Use on use. Instead of use, think of the word trustee.
A gives land to B on trust to C. When B dies, C gets the land. Pre 1660, this meant that there were feudal dues (taxes) to pay on the passing of the property via secession.
So to get around that, A gives land to B, C, D, E, F, and G on trust for H’s heirs and assigns. B to F are varying ages. They are Joint Tenants. Due to the way that works, the property rights vest in the next person when one of them dies. When the last trustee dies, then the property passes to H or his heirs and assigns. Then the tax is due, but it’s delayed.
Henry VIII had a lot of weddings to pay for, so he made laws to prevent this.
So clever lawyers stacked the use. So it was from A to B and B to C and C to D and D to E for the benefit of F or his heirs and assigns. So the A made B trustee to C and C trustee to D and so on. You could do this in a chain of up to five people (before it got to crazy to keep track of.)

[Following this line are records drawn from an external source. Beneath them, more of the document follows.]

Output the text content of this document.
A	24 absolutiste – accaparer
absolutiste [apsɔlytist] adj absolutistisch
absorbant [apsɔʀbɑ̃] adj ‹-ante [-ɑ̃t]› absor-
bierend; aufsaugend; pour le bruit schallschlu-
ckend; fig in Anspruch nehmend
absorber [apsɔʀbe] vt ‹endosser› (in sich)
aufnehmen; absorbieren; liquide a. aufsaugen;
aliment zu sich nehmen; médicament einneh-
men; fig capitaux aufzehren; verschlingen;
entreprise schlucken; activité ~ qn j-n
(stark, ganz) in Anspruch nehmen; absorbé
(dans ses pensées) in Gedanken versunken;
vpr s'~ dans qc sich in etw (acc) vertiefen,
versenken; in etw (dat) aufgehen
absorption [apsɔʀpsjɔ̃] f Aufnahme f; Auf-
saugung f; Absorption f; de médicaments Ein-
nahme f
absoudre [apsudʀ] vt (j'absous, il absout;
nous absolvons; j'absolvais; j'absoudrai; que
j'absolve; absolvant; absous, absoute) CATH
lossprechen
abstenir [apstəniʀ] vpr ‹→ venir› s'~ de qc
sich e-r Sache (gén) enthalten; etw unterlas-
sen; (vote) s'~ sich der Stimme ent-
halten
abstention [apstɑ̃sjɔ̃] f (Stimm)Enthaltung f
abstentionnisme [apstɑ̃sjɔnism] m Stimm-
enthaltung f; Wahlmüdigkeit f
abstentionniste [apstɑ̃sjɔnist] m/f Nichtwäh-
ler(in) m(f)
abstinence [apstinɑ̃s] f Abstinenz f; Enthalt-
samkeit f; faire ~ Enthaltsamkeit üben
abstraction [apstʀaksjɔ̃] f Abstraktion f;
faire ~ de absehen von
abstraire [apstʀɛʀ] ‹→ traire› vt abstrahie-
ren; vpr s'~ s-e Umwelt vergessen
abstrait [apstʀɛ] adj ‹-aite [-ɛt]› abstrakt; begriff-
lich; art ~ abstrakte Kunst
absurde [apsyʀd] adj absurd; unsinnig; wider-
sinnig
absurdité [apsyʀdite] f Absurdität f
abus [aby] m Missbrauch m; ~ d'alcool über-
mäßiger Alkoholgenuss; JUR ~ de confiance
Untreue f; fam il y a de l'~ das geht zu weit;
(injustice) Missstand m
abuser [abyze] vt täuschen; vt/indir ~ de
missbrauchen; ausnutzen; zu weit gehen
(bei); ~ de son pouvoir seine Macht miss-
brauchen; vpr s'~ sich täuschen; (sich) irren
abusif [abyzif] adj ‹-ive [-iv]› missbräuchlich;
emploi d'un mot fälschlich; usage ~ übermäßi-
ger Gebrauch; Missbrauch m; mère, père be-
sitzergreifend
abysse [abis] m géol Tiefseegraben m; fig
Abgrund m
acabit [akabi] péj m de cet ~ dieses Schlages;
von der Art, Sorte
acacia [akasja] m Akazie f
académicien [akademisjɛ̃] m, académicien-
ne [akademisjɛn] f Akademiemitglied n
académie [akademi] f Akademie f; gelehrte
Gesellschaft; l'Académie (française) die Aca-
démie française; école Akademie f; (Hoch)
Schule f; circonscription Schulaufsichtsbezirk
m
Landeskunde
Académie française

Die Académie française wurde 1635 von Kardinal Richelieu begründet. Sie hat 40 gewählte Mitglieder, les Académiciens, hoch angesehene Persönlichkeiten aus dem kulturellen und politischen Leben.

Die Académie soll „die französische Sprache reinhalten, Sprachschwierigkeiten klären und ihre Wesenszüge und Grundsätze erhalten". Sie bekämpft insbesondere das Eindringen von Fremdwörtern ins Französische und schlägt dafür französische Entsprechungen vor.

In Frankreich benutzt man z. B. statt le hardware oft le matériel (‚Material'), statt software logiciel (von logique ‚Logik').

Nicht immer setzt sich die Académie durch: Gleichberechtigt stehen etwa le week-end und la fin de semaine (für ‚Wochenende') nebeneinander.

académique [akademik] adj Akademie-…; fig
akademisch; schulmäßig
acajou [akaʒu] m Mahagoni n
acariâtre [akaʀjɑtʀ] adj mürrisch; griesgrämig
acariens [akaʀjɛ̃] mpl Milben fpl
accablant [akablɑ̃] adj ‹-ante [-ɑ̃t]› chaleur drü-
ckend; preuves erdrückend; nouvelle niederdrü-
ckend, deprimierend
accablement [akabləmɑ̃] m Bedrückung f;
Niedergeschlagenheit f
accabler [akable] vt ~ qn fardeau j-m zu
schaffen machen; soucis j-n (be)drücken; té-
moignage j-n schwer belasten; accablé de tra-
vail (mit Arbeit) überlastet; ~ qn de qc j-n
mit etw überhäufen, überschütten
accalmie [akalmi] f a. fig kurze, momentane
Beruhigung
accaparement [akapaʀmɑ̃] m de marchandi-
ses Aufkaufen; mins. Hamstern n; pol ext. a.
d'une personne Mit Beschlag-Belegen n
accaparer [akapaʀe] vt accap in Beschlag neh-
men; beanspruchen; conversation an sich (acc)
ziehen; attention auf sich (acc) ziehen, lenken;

Equity courts after 1660 said sure, this is legal, and hey, doesn’t matter anyway cause no more feudal dues.
Thus, Statute of Uses.
I think this is right, it looks like what he drew on the board. It still ever so slightly hurts my head.
And Campion, re-enacting feoffement with livery of seisin is probably the coolest thing I have heard of law students actually doing, that’s just awesome!